Connection of this CF to specific projects: This CF will be required and utilized in projects A (Baldus), E (Pasparakis), F (Rosenkranz), and G (Rudolph).
Next generation sequencing (NGS) methods are currently revolutionizing the field of genome research. They enable researchers to decode DNA and RNA sequences at an unprecedented depth and level of detail. The Cologne Center for Genomics set up cutting-edge NGS technologies to assist all life scientists of the University of Cologne in their bio-medical research efforts.
- Genomics – Whole genome shotgun sequencing (WGS): Random fragments of a complete genome are sequenced using PCR-free library preparation. Standard pipelines for alignment against a reference sequence and variant detection are available. De novo sequencing: random fragments of up to 10kb original size are sequenced. Standard pipelines include de novo assembly and annotation. Non-sequencing-based genome mapping and linked-read technologies are used to improve the results. Structural variations, e. g. in cancer cells, can be analyzed with similar methods and can be validated using DNA combing technology. Targeted resequencing, including whole-exome sequencing (WES): Random fragments of a selected genome region are sequenced using various enrichment technologies. Standard pipelines for alignment against a reference and variant detection are available. ATAC-seq and HiC methods are used to detect changes in chromatin conformation.
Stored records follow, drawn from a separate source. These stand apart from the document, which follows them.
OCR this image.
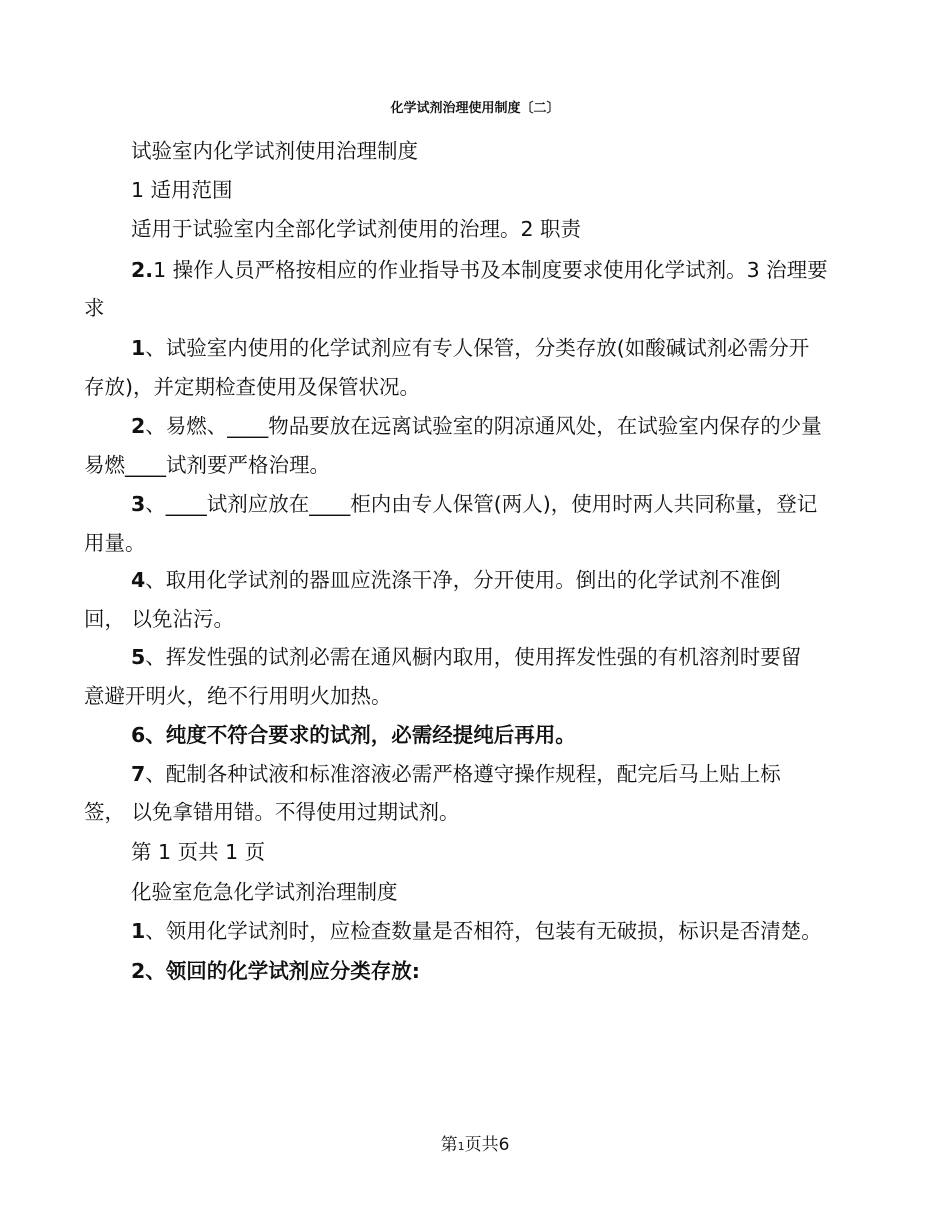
化学试剂治理使用制度〔二〕
试验室内化学试剂使用治理制度
1 适用范围
适用于试验室内全部化学试剂使用的治理。2 职责
2.1 操作人员严格按相应的作业指导书及本制度要求使用化学试剂。3 治理要
求
1、试验室内使用的化学试剂应有专人保管，分类存放(如酸碱试剂必需分开
存放)，并定期检查使用及保管状况。
2、易燃、____物品要放在远离试验室的阴凉通风处，在试验室内保存的少量
易燃____试剂要严格治理。
3、____试剂应放在____柜内由专人保管(两人)，使用时两人共同称量，登记
用量。
4、取用化学试剂的器皿应洗涤干净，分开使用。倒出的化学试剂不准倒
回， 以免沾污。
5、挥发性强的试剂必需在通风橱内取用，使用挥发性强的有机溶剂时要留
意避开明火，绝不行用明火加热。
6、纯度不符合要求的试剂，必需经提纯后再用。
7、配制各种试液和标准溶液必需严格遵守操作规程，配完后马上贴上标
签， 以免拿错用错。不得使用过期试剂。
第 1 页共 1 页
化验室危急化学试剂治理制度
1、领用化学试剂时，应检查数量是否相符，包装有无破损，标识是否清楚。
2、领回的化学试剂应分类存放:
第1页共6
- Transcriptomics – RNA-seq: Reverse transcribed cDNA fragments from total RNA of any organism are sequenced. Standard analyses include alignment against a transcript database, detection of splice sites and gene expression estimation. Different approaches exist for different needs like mRNA-seq using Poly-A selection, total RNA-seq using hybridization based ribo-depletion protocols or 3´mRNA-seq for simple and cost effective expression profiling. Low-input RNA protocols are available for 10pg-10ng and 500pg-100ng starting material. Single cell RNA sequencing (scRNA-seq) is supported with two different platforms based on either nano-dispensing or micro-droplet technologies.
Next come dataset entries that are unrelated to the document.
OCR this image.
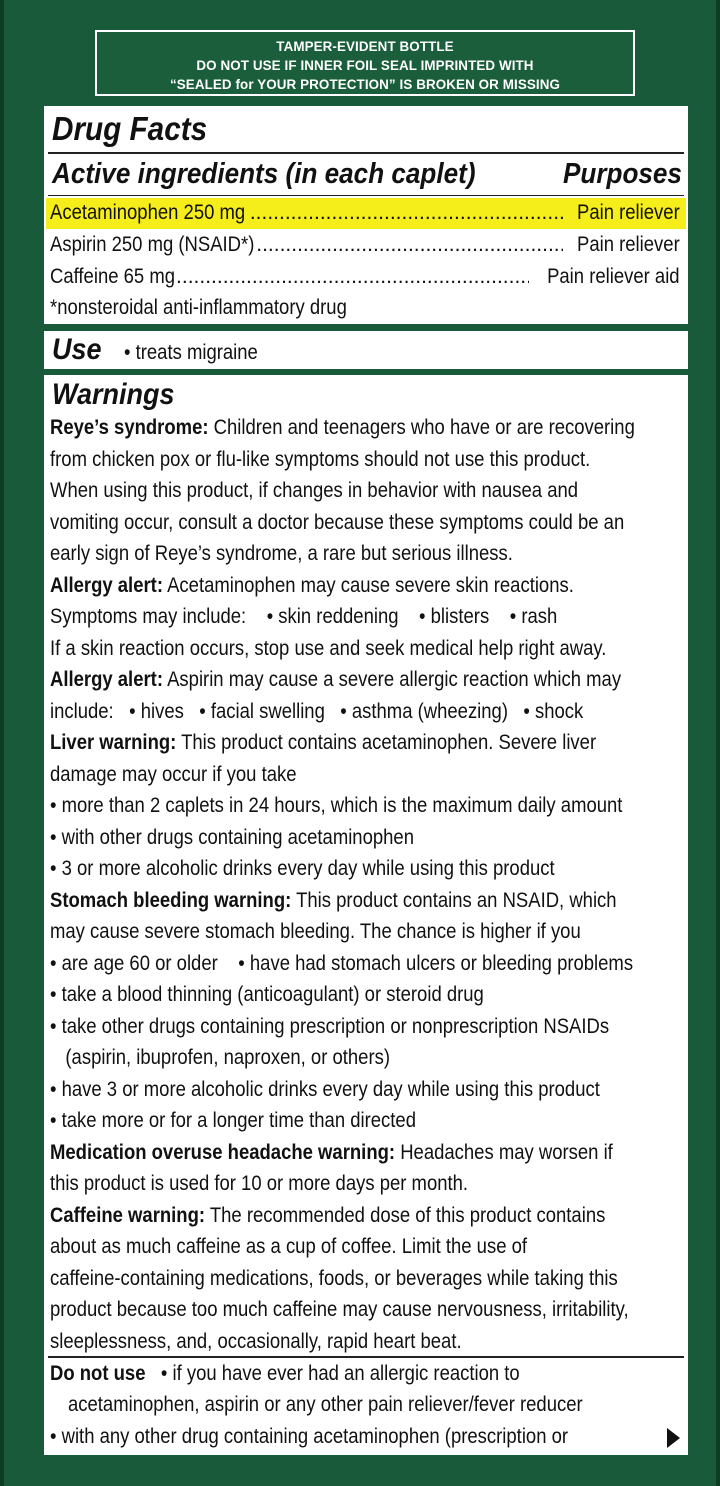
TAMPER-EVIDENT BOTTLE
DO NOT USE IF INNER FOIL SEAL IMPRINTED WITH
“SEALED for YOUR PROTECTION” IS BROKEN OR MISSING
Drug Facts
Active ingredients (in each caplet)	Purposes
Acetaminophen 250 mg .....	Pain reliever
Aspirin 250 mg (NSAID*) .....	Pain reliever
Caffeine 65 mg .....	Pain reliever aid
*nonsteroidal anti-inflammatory drug
Use • treats migraine
Warnings
Reye’s syndrome: Children and teenagers who have or are recovering
from chicken pox or flu-like symptoms should not use this product.
When using this product, if changes in behavior with nausea and
vomiting occur, consult a doctor because these symptoms could be an
early sign of Reye’s syndrome, a rare but serious illness.
Allergy alert: Acetaminophen may cause severe skin reactions.
Symptoms may include:    • skin reddening    • blisters    • rash
If a skin reaction occurs, stop use and seek medical help right away.
Allergy alert: Aspirin may cause a severe allergic reaction which may
include:   • hives   • facial swelling   • asthma (wheezing)   • shock
Liver warning: This product contains acetaminophen. Severe liver
damage may occur if you take
• more than 2 caplets in 24 hours, which is the maximum daily amount
• with other drugs containing acetaminophen
• 3 or more alcoholic drinks every day while using this product
Stomach bleeding warning: This product contains an NSAID, which
may cause severe stomach bleeding. The chance is higher if you
• are age 60 or older    • have had stomach ulcers or bleeding problems
• take a blood thinning (anticoagulant) or steroid drug
• take other drugs containing prescription or nonprescription NSAIDs
(aspirin, ibuprofen, naproxen, or others)
• have 3 or more alcoholic drinks every day while using this product
• take more or for a longer time than directed
Medication overuse headache warning: Headaches may worsen if
this product is used for 10 or more days per month.
Caffeine warning: The recommended dose of this product contains
about as much caffeine as a cup of coffee. Limit the use of
caffeine-containing medications, foods, or beverages while taking this
product because too much caffeine may cause nervousness, irritability,
sleeplessness, and, occasionally, rapid heart beat.
Do not use   • if you have ever had an allergic reaction to
acetaminophen, aspirin or any other pain reliever/fever reducer
• with any other drug containing acetaminophen (prescription or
- Epigenomics – ChIP-seq/RIP-seq: DNA or RNA fragments extracted by chromatin immunoprecipitation are sequenced. Standard analysis pipelines include alignment against a reference genome, detection of binding sites (peaks) and normalization against a control. Small RNA-seq: Reverse transcribed cDNA fragments of size-selected RNA molecules are sequenced. Standard analyses include expression comparison, sequence variation assessment and prediction of novel micro RNAs. WGBS: Bisulphid treated DNA is sequenced to allow for detection of DNA; ethylation in any organism.
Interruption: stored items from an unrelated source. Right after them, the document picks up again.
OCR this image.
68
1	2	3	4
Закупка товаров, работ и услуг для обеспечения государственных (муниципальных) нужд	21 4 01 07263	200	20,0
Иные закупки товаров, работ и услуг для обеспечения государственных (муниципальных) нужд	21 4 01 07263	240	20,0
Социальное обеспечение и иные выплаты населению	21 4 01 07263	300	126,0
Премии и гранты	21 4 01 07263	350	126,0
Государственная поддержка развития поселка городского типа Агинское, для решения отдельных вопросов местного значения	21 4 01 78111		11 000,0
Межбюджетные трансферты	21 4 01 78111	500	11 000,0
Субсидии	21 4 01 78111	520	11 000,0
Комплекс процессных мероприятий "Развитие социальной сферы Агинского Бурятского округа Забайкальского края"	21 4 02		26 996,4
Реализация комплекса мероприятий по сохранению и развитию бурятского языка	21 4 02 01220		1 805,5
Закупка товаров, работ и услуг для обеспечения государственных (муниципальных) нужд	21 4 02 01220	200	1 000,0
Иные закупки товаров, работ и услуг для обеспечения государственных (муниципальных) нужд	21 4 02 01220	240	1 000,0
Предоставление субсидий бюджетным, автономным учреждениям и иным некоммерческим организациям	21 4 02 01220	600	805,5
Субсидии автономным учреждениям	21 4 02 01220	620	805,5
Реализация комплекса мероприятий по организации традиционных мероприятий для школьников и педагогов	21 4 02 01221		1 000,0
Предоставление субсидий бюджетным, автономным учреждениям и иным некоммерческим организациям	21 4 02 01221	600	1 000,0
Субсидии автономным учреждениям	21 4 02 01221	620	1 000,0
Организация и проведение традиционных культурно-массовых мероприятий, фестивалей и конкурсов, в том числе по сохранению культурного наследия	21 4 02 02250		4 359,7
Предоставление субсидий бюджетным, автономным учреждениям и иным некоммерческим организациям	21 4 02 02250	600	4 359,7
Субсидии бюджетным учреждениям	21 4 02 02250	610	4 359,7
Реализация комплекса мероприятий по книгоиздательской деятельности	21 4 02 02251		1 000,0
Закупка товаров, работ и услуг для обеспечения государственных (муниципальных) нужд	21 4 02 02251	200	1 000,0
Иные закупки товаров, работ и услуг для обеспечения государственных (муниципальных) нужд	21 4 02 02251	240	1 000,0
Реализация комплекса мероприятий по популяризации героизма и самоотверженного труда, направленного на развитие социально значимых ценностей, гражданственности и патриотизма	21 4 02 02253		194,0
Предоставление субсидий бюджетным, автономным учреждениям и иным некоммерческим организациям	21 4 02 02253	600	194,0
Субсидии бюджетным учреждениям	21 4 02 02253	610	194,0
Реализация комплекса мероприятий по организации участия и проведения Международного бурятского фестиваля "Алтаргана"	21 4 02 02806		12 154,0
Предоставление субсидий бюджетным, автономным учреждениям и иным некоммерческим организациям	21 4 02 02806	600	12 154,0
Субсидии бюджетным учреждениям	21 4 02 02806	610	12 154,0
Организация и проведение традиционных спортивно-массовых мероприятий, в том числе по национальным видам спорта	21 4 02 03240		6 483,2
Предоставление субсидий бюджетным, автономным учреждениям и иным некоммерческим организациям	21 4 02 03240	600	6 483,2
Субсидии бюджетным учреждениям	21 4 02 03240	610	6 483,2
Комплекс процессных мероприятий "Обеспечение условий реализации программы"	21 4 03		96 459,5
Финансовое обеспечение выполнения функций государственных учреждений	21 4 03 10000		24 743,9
Internal resources: The core of the facility consists of Illumina’s HiSeq4000, HiSeq2000, Miseq sequencers. Further Illumina iScan and Affymetrix Gene Titan array platforms are in place. Diverse robotic systems from Beckman, Hamilton, Tecan and Agilent are in use for automated protocols. ABI 3730 Capillary Sequencers Applied Biosystems are used for validation/segregation studies. Further equipment comprises numerous PCR cyclers and qPCR divices from Applied Biosystems, Diagenode’s Bioruptor, 2200 Tape Stations from Agilent, PeqLap’s NanoDrop, and Invitrogen’s Qubit. For cfDNA studies the Qiagen PSQ96HS (Pyrosequencer) and Applied Biosystems’ QuantStudio® 3D Digital PCR System are available. Dedicated equipment for genomic mapping /SV detection includes BioNano’s Irys System and the Fiber Vision System from Genomic Vision. For scRNA-seq the ICELL8 System from Wafergen and the Chromium™ Controller from 10x Genomics were recently acquired.
Connection of this CF to specific projects: This CF will be required and utilized in projects B (Benzing), D (Papantonis), H (Schumacher), E (Pasparakis), and I (Trifunovic).